Simplifying Computer Power Behind Phones, Medical Devices
HOUSTON, Aug. 5, 2010 - From smart phones to medical equipment, embedded processors are everywhere and getting increasingly more powerful. One University of Houston (UH) professor's work with Texas Instruments (TI) is making it easier to develop these types of systems.
Barbara Chapman, a UH professor of computer science, and her team have been collaborating with design engineers at TI for two years and, for the second time, received a $100,000 grant from TI to further this research. In addition to the now $200,000 received from TI, the company also donated 20 BeagleBoard development platforms to Chapman. The BeagleBoard is a high-performance, low-power development platform that can be put into students' hands and allows them to learn by doing.
At the center of the TI grant for Chapman's research are embedded multicore processors. Embedded processors can be found in cars, phones, toys, power tools, video equipment, medical imaging devices and other types of computerized equipment across a variety of markets. In fact, all consumer, industrial, communication and medical electronic devices have some type of embedded processor, requiring them to be much more diverse and specialized for different applications than the processors found in standard desktop computers, for example.
To achieve the speed and performance required by embedded application software, it has become necessary to build multicore processors - also called parallel processors - that are computer chips containing more than one central processing unit (CPU).
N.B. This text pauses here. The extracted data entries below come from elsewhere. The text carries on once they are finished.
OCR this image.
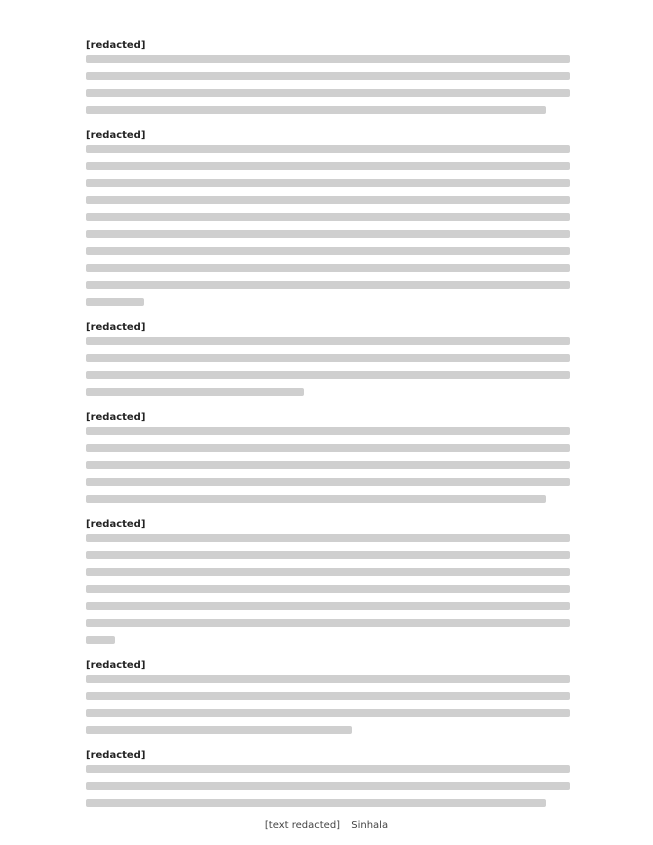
[redacted]
[redacted]
[redacted]
[redacted]
[redacted]
[redacted]
[redacted]
[text redacted] Sinhala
TI has many different multicore devices that deliver the high performance and power efficiency that designers use across a broad range of applications and end markets.
A UH alum with both a master's degree and Ph.D. in computer science, Eric Stotzer works for TI on this collaborative effort.
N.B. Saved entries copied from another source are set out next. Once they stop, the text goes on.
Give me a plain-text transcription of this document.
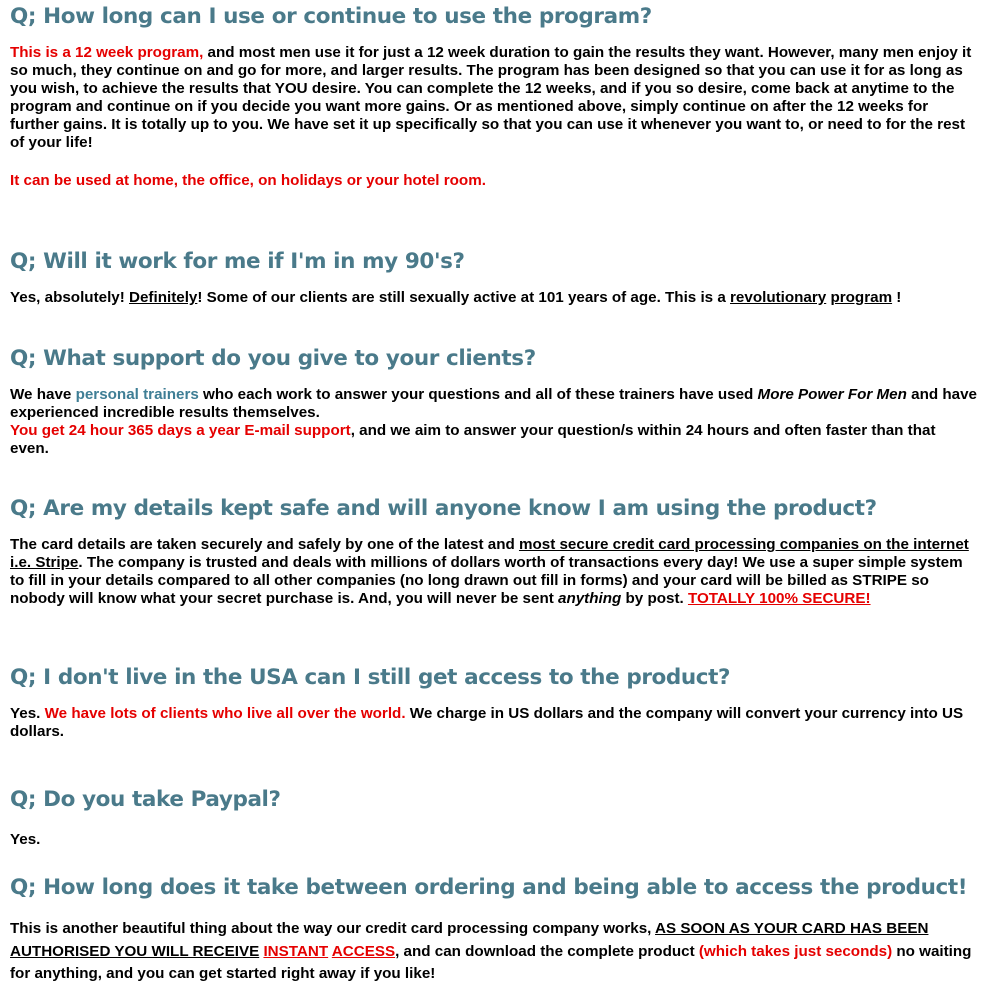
Q; How long can I use or continue to use the program?

This is a 12 week program, and most men use it for just a 12 week duration to gain the results they want. However, many men enjoy it so much, they continue on and go for more, and larger results. The program has been designed so that you can use it for as long as you wish, to achieve the results that YOU desire. You can complete the 12 weeks, and if you so desire, come back at anytime to the program and continue on if you decide you want more gains. Or as mentioned above, simply continue on after the 12 weeks for further gains. It is totally up to you. We have set it up specifically so that you can use it whenever you want to, or need to for the rest of your life!

It can be used at home, the office, on holidays or your hotel room.

Q; Will it work for me if I'm in my 90's?

Yes, absolutely! Definitely! Some of our clients are still sexually active at 101 years of age. This is a revolutionary program !

Q; What support do you give to your clients?

We have personal trainers who each work to answer your questions and all of these trainers have used More Power For Men and have experienced incredible results themselves.
You get 24 hour 365 days a year E-mail support, and we aim to answer your question/s within 24 hours and often faster than that even.

Q; Are my details kept safe and will anyone know I am using the product?

The card details are taken securely and safely by one of the latest and most secure credit card processing companies on the internet i.e. Stripe. The company is trusted and deals with millions of dollars worth of transactions every day! We use a super simple system to fill in your details compared to all other companies (no long drawn out fill in forms) and your card will be billed as STRIPE so nobody will know what your secret purchase is. And, you will never be sent anything by post. TOTALLY 100% SECURE!

Q; I don't live in the USA can I still get access to the product?

Yes. We have lots of clients who live all over the world. We charge in US dollars and the company will convert your currency into US dollars.

Q; Do you take Paypal?

Yes.

Q; How long does it take between ordering and being able to access the product!

This is another beautiful thing about the way our credit card processing company works, AS SOON AS YOUR CARD HAS BEEN AUTHORISED YOU WILL RECEIVE INSTANT ACCESS, and can download the complete product (which takes just seconds) no waiting for anything, and you can get started right away if you like!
"While working on my Ph.D., I became aware of Dr. Chapman's expertise in parallel programming models, and I realized there was an opportunity to collaborate with her," Stotzer said. "At that time, TI was developing multicore processors and improving the tools used to program them. Embedded heterogeneous multicore processors can help the specialization and, therefore, cost effectiveness and power consumption of systems. This is different from PC-based homogeneous multicore systems, such as the x86 or Intel family of processors."
Stotzer explained that without the proper programming languages, it is extremely tedious, error-prone and time-intensive to develop software for embedded multicore processors.
Ultimately, UH and TI are collaborating on technology that enables the development of ubiquitous computing embedded in the devices that touch our daily lives, from our homes and cars to the doctor's office. With this grant and the UH/TI collaboration, the researchers' goal is to simplify the development of new portable applications.
"Our research makes it simpler for medical equipment manufacturers, for instance, to develop advanced software for TI's embedded multicore processors," Chapman said. "The combination of the tools we're developing and TI's new and extremely powerful multicore processors will enable the creation of medical applications that were previously not possible."
Chapman and her team are leaders in technologies for programming multicore processors. Together with TI colleagues, they have developed a graduate course that introduces UH students to the principles and practice of this field, with a special focus on the requirements of embedded computing. UH computer science students who participated in the Spring 2010 pilot course were able to complement their theoretical study with hands-on experience using the BeagleBoards supplied by TI. This joint effort ensures that UH students are able to acquire skills in embedded systems programming and multicore programming that give them a competitive advantage in today's workforce. Moreover, the combined team is cementing their leadership role in the teaching of technologies for developing heterogeneous multicore embedded systems by creating open-source training material.
In addition to Chapman and Stotzer, this team effort involves UH researchers Lei Huang and Tony Curtis; Ph.D. students Bhargav Patel, Jae-Chang Hong, Hangjun Yi and Dunni Aribuki; and Eric Biscondi, Ashish Shrivastava and Cody Addison from TI. Addison also is a UH graduate, one of a number of UH students TI has hired over the years.
With this most recent gift, TI has provided more than $1 million in grants to UH since the 1980s.